Os índios fulni-ô participaram da Guerra do Paraguai (1864-1870) – 66 índios foram para a guerra. Destes, só um retornou. Na época, os índios pediram que, pelo sangue derramado, aquele local não fosse tirado deles, e a princesa Isabel (1846-1921) deu a garantia das terras aos índios. Eles já eram donos, e isso foi reafirmado. Porém, como o branco tinha um poder de fogo muito maior, começou a tomar essas terras. Com isso, a Polícia Federal, a pedido dos índios e do presidente da Funai [Fundação Nacional do Índio], fez uma demarcação e constatou que essas terras realmente eram dos índios fulni-ô. Mas ainda temos lutas constantes para que os grandes proprietários entendam isso.

Você faz muitos trabalhos em escolas. O que os alunos podem esperar desses encontros?

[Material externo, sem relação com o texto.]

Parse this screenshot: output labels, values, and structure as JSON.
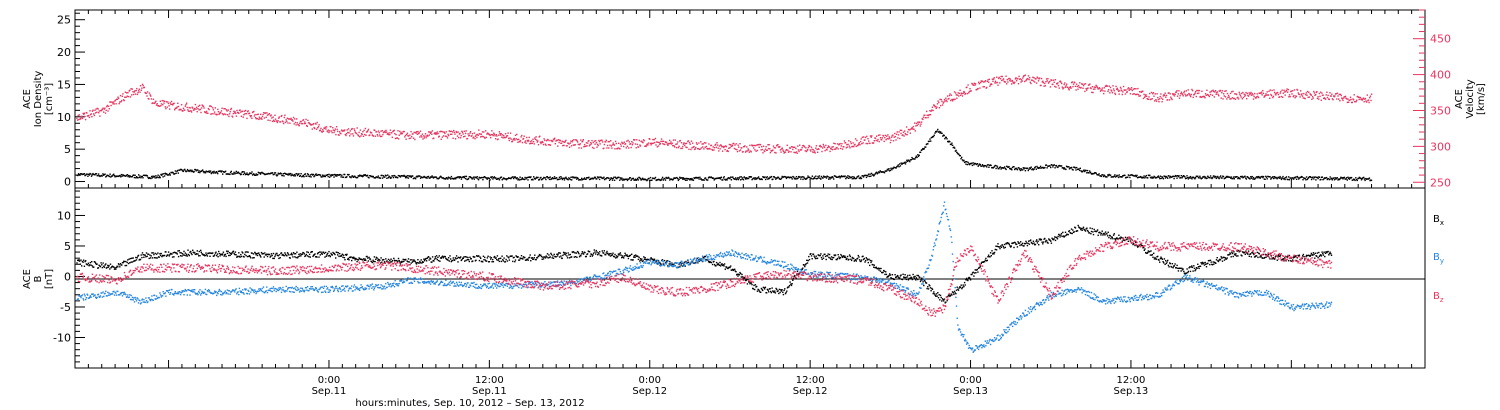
{
  "colors": {
    "black": "#000000",
    "pink": "#e8355f",
    "blue": "#2586e0",
    "axis": "#000000"
  },
  "xaxis": {
    "ticks": [
      {
        "time": "0:00",
        "date": "Sep.11"
      },
      {
        "time": "12:00",
        "date": "Sep.11"
      },
      {
        "time": "0:00",
        "date": "Sep.12"
      },
      {
        "time": "12:00",
        "date": "Sep.12"
      },
      {
        "time": "0:00",
        "date": "Sep.13"
      },
      {
        "time": "12:00",
        "date": "Sep.13"
      }
    ],
    "title": "hours:minutes, Sep. 10, 2012 – Sep. 13, 2012"
  },
  "chart_data": [
    {
      "type": "scatter",
      "panel": "top",
      "left_axis": {
        "label_line1": "ACE",
        "label_line2": "Ion Density",
        "label_line3": "[cm⁻³]",
        "ylim": [
          -1,
          26.5
        ],
        "ticks": [
          "0",
          "5",
          "10",
          "15",
          "20",
          "25"
        ]
      },
      "right_axis": {
        "label_line1": "ACE",
        "label_line2": "Velocity",
        "label_line3": "[km/s]",
        "ylim": [
          242,
          490
        ],
        "ticks": [
          "250",
          "300",
          "350",
          "400",
          "450"
        ]
      },
      "x_range_hours": [
        -19,
        82
      ],
      "series": [
        {
          "color": "black",
          "axis": "left",
          "points": [
            [
              -19,
              1.2
            ],
            [
              -16,
              1.0
            ],
            [
              -13,
              0.8
            ],
            [
              -11,
              1.8
            ],
            [
              -8,
              1.5
            ],
            [
              -4,
              1.2
            ],
            [
              0,
              1.0
            ],
            [
              6,
              0.8
            ],
            [
              12,
              0.6
            ],
            [
              18,
              0.6
            ],
            [
              24,
              0.5
            ],
            [
              30,
              0.6
            ],
            [
              36,
              0.7
            ],
            [
              40,
              0.8
            ],
            [
              42,
              2
            ],
            [
              44,
              4
            ],
            [
              45.5,
              8
            ],
            [
              46.5,
              6
            ],
            [
              47.5,
              3
            ],
            [
              49,
              2.5
            ],
            [
              52,
              2
            ],
            [
              54,
              2.5
            ],
            [
              56,
              2
            ],
            [
              58,
              1
            ],
            [
              62,
              0.8
            ],
            [
              68,
              0.7
            ],
            [
              74,
              0.6
            ],
            [
              78,
              0.5
            ]
          ]
        },
        {
          "color": "pink",
          "axis": "right",
          "points": [
            [
              -19,
              340
            ],
            [
              -17,
              350
            ],
            [
              -15,
              375
            ],
            [
              -14,
              382
            ],
            [
              -13,
              360
            ],
            [
              -10,
              354
            ],
            [
              -6,
              345
            ],
            [
              -2,
              335
            ],
            [
              0,
              323
            ],
            [
              6,
              316
            ],
            [
              12,
              318
            ],
            [
              14,
              312
            ],
            [
              18,
              305
            ],
            [
              22,
              303
            ],
            [
              24,
              307
            ],
            [
              28,
              301
            ],
            [
              32,
              298
            ],
            [
              36,
              297
            ],
            [
              38,
              300
            ],
            [
              40,
              310
            ],
            [
              42,
              312
            ],
            [
              44,
              330
            ],
            [
              45,
              352
            ],
            [
              46,
              365
            ],
            [
              48,
              383
            ],
            [
              50,
              392
            ],
            [
              52,
              395
            ],
            [
              55,
              386
            ],
            [
              58,
              380
            ],
            [
              60,
              378
            ],
            [
              62,
              368
            ],
            [
              64,
              375
            ],
            [
              68,
              372
            ],
            [
              72,
              375
            ],
            [
              76,
              368
            ],
            [
              78,
              368
            ]
          ]
        }
      ]
    },
    {
      "type": "scatter",
      "panel": "bottom",
      "left_axis": {
        "label_line1": "ACE",
        "label_line2": "B",
        "label_line3": "[nT]",
        "ylim": [
          -15,
          14.5
        ],
        "ticks": [
          "-10",
          "-5",
          "0",
          "5",
          "10"
        ]
      },
      "x_range_hours": [
        -19,
        82
      ],
      "legend": [
        "Bx",
        "By",
        "Bz"
      ],
      "series": [
        {
          "name": "Bx",
          "color": "black",
          "points": [
            [
              -19,
              2.5
            ],
            [
              -16,
              1.5
            ],
            [
              -14,
              3.5
            ],
            [
              -10,
              4
            ],
            [
              -4,
              3.5
            ],
            [
              0,
              3.8
            ],
            [
              2,
              3
            ],
            [
              6,
              2.5
            ],
            [
              8,
              3
            ],
            [
              14,
              3
            ],
            [
              20,
              4
            ],
            [
              22,
              3.5
            ],
            [
              26,
              2
            ],
            [
              28,
              3
            ],
            [
              30,
              1.5
            ],
            [
              32,
              -2
            ],
            [
              34,
              -2.5
            ],
            [
              36,
              3.5
            ],
            [
              40,
              3
            ],
            [
              42,
              0
            ],
            [
              44,
              0
            ],
            [
              46,
              -4
            ],
            [
              48,
              0
            ],
            [
              50,
              5
            ],
            [
              54,
              6
            ],
            [
              56,
              8
            ],
            [
              58,
              7
            ],
            [
              60,
              6
            ],
            [
              62,
              3
            ],
            [
              64,
              1
            ],
            [
              68,
              4
            ],
            [
              72,
              3
            ],
            [
              75,
              4
            ]
          ]
        },
        {
          "name": "By",
          "color": "blue",
          "points": [
            [
              -19,
              -3.5
            ],
            [
              -16,
              -2.5
            ],
            [
              -14,
              -4
            ],
            [
              -12,
              -2.5
            ],
            [
              -8,
              -2.5
            ],
            [
              -4,
              -2
            ],
            [
              0,
              -2
            ],
            [
              4,
              -1.5
            ],
            [
              6,
              -0.5
            ],
            [
              12,
              -1.5
            ],
            [
              18,
              -1
            ],
            [
              20,
              0
            ],
            [
              22,
              1
            ],
            [
              24,
              2.5
            ],
            [
              26,
              2
            ],
            [
              28,
              3
            ],
            [
              30,
              4
            ],
            [
              32,
              3
            ],
            [
              34,
              2
            ],
            [
              36,
              0.5
            ],
            [
              40,
              0
            ],
            [
              42,
              -1
            ],
            [
              44,
              -3
            ],
            [
              45,
              3
            ],
            [
              46,
              12
            ],
            [
              46.5,
              7
            ],
            [
              47,
              -8
            ],
            [
              48,
              -12
            ],
            [
              50,
              -10
            ],
            [
              52,
              -6
            ],
            [
              54,
              -3
            ],
            [
              56,
              -2
            ],
            [
              58,
              -4
            ],
            [
              62,
              -3
            ],
            [
              64,
              0
            ],
            [
              68,
              -3
            ],
            [
              70,
              -2.5
            ],
            [
              72,
              -5
            ],
            [
              75,
              -4.5
            ]
          ]
        },
        {
          "name": "Bz",
          "color": "pink",
          "points": [
            [
              -19,
              0
            ],
            [
              -16,
              -0.5
            ],
            [
              -14,
              1.5
            ],
            [
              -10,
              1.5
            ],
            [
              -4,
              1
            ],
            [
              0,
              1.5
            ],
            [
              4,
              2
            ],
            [
              8,
              1
            ],
            [
              12,
              0
            ],
            [
              16,
              -1.5
            ],
            [
              20,
              -1
            ],
            [
              22,
              0
            ],
            [
              24,
              -2
            ],
            [
              26,
              -2.5
            ],
            [
              28,
              -2
            ],
            [
              30,
              -1
            ],
            [
              32,
              0
            ],
            [
              34,
              0.5
            ],
            [
              36,
              0
            ],
            [
              40,
              -0.5
            ],
            [
              42,
              -2
            ],
            [
              44,
              -4
            ],
            [
              45,
              -6
            ],
            [
              46,
              -5
            ],
            [
              47,
              3
            ],
            [
              48,
              5
            ],
            [
              50,
              -4
            ],
            [
              52,
              4
            ],
            [
              54,
              -3
            ],
            [
              56,
              3
            ],
            [
              58,
              5
            ],
            [
              60,
              6
            ],
            [
              62,
              5
            ],
            [
              64,
              5
            ],
            [
              68,
              5
            ],
            [
              72,
              3
            ],
            [
              75,
              2
            ]
          ]
        }
      ]
    }
  ]
}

É muito importante ir às escolas para mostrar ao branco brasileiro como é a cultura indígena, que muitas vezes não está no seu dia a dia. Há uma lei brasileira que obriga todas as escolas a vivenciar a cultura indígena. Como muitos professores não têm muitos conhecimentos sobre a tradição indígena, os próprios índios atuam como professores, levando a cultura para alunos de todo o país.